Pour ceux qui préfèrerent s'en tenir aux impressions policières faisant état d'un taux de 50% de fausses allégations, la perspective d'une condamnation de tous les agresseurs sexuels amène aux chiffres suivants :
- 20 fois plus de jugements d'assises,
- une multiplication par 8 de la population carcérale totale. 


En conclusion 

 En un mot comme en cent, un accroissement substantiel du nombre de plaintes pour violences sexuelles et/ou une amélioration du traitement de ces affaires conduirait ni plus ni moins à l'explosion du système pénal, à moins d'une réforme en profondeur de nos institutions judiciaires et d'une très sérieuse augmentation des moyens mis à disposition.
Il faut donc s'attendre à ce que le taux de condamnation décroisse à mesure que le taux de dénonciation augmenterait, comme cela est observé dans la plupart des pays européens. (cf http://kunskapsbanken.nck.uu.se/nckkb/nck/publik/fil/visa/197/different_systems_03_web%282%29.pdf). Réalité que l'on peut voir autrement : l'opportunité de poursuite est d'abord évaluée en fonction d'un quota d'affaires à ne pas dépasser, l'examen des éléments à charge de chaque dossier — quand le parquet s'est donné la peine de faire plus qu'un simulacre d'enquête — devenant juste une aide à la décision pour les coupes franches.

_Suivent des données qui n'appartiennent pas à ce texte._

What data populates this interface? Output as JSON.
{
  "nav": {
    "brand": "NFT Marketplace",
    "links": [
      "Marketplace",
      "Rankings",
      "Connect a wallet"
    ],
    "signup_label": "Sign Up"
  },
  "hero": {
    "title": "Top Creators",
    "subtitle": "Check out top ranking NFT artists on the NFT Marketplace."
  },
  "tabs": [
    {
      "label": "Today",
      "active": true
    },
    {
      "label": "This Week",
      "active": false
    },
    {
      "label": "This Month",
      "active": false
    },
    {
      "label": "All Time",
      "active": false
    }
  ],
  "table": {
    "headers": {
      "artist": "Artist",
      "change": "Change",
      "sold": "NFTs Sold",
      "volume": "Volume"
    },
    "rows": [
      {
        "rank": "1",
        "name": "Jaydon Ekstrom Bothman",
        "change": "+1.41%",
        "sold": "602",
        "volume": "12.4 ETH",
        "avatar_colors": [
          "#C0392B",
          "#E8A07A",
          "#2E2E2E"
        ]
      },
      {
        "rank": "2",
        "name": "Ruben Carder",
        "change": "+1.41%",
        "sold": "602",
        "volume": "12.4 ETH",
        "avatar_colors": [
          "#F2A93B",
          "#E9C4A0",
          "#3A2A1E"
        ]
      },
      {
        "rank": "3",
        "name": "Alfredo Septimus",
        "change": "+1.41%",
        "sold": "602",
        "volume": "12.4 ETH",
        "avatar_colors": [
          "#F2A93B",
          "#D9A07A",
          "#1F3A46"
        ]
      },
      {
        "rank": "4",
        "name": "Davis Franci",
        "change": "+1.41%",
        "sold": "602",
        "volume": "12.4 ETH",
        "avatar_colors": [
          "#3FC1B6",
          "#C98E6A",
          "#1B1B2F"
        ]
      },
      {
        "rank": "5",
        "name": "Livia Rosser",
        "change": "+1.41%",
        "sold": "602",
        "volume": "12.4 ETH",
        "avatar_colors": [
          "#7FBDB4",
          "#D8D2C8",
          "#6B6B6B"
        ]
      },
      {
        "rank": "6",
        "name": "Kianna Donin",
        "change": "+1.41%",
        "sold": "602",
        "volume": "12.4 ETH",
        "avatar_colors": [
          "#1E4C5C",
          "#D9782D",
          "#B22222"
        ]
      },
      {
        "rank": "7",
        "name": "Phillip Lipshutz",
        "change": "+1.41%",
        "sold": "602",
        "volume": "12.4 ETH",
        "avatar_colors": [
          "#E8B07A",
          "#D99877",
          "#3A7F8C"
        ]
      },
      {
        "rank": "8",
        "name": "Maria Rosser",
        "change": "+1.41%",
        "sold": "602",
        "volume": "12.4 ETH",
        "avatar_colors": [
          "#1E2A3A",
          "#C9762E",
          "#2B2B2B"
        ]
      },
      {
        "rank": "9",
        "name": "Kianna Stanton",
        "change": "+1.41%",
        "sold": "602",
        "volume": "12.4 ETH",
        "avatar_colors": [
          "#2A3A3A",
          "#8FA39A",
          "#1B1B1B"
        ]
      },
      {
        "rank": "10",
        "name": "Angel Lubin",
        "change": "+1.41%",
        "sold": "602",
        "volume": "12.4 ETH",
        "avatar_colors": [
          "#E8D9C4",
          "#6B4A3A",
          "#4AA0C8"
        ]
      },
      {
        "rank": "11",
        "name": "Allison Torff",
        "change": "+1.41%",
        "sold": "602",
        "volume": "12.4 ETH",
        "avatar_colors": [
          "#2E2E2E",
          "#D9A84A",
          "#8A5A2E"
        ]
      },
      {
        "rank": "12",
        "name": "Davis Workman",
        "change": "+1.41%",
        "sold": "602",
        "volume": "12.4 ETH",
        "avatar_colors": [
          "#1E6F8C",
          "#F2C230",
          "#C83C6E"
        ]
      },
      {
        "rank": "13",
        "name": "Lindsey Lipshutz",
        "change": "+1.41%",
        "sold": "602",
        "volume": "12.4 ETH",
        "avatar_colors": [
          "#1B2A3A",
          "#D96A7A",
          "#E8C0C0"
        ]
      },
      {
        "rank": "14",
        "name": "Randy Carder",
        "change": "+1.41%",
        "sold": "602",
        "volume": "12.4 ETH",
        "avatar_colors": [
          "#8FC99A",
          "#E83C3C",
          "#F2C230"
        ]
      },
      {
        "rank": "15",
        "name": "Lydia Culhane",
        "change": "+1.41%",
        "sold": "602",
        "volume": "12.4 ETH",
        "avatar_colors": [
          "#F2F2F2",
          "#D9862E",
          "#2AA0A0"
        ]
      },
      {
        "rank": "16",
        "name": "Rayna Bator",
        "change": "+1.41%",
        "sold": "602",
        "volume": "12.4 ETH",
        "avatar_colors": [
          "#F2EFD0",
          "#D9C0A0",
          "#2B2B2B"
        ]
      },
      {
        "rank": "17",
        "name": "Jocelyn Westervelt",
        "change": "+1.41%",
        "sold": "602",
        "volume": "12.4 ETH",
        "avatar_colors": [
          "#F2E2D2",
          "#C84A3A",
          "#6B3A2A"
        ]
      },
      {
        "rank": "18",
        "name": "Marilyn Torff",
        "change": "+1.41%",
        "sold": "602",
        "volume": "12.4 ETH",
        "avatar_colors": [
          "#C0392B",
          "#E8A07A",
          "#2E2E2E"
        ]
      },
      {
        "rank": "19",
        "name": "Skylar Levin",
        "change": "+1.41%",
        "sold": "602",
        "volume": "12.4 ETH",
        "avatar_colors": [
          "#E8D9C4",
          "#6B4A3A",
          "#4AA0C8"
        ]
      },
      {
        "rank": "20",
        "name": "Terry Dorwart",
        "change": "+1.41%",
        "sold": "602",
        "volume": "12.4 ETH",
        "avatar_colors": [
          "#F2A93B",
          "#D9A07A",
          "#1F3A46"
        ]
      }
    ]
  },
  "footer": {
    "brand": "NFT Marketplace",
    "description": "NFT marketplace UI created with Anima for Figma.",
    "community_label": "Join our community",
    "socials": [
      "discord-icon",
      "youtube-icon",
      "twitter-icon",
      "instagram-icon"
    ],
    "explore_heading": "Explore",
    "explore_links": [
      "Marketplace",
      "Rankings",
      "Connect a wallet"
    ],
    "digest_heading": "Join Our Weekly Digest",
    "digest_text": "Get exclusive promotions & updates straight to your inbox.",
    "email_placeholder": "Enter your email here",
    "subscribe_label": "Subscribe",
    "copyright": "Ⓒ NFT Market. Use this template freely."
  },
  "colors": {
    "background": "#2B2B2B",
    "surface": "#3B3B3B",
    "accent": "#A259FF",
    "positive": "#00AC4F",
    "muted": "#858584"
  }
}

Ces chiffres effarants donnent une idée de la force des résistances psychologiques qui sont à l'oeuvre dans notre refus de regarder la réalité de ces violences telle qu'elle est : un phénomène de société alimenté par nos valeurs collectives — ou plutôt notre absence de valeurs, autres que mercantiles et dominatrices —, et non un ensemble de crimes et délits isolés, perpétrés par une frange irréductible de la population composée de malade mentaux, marginaux ou monstres.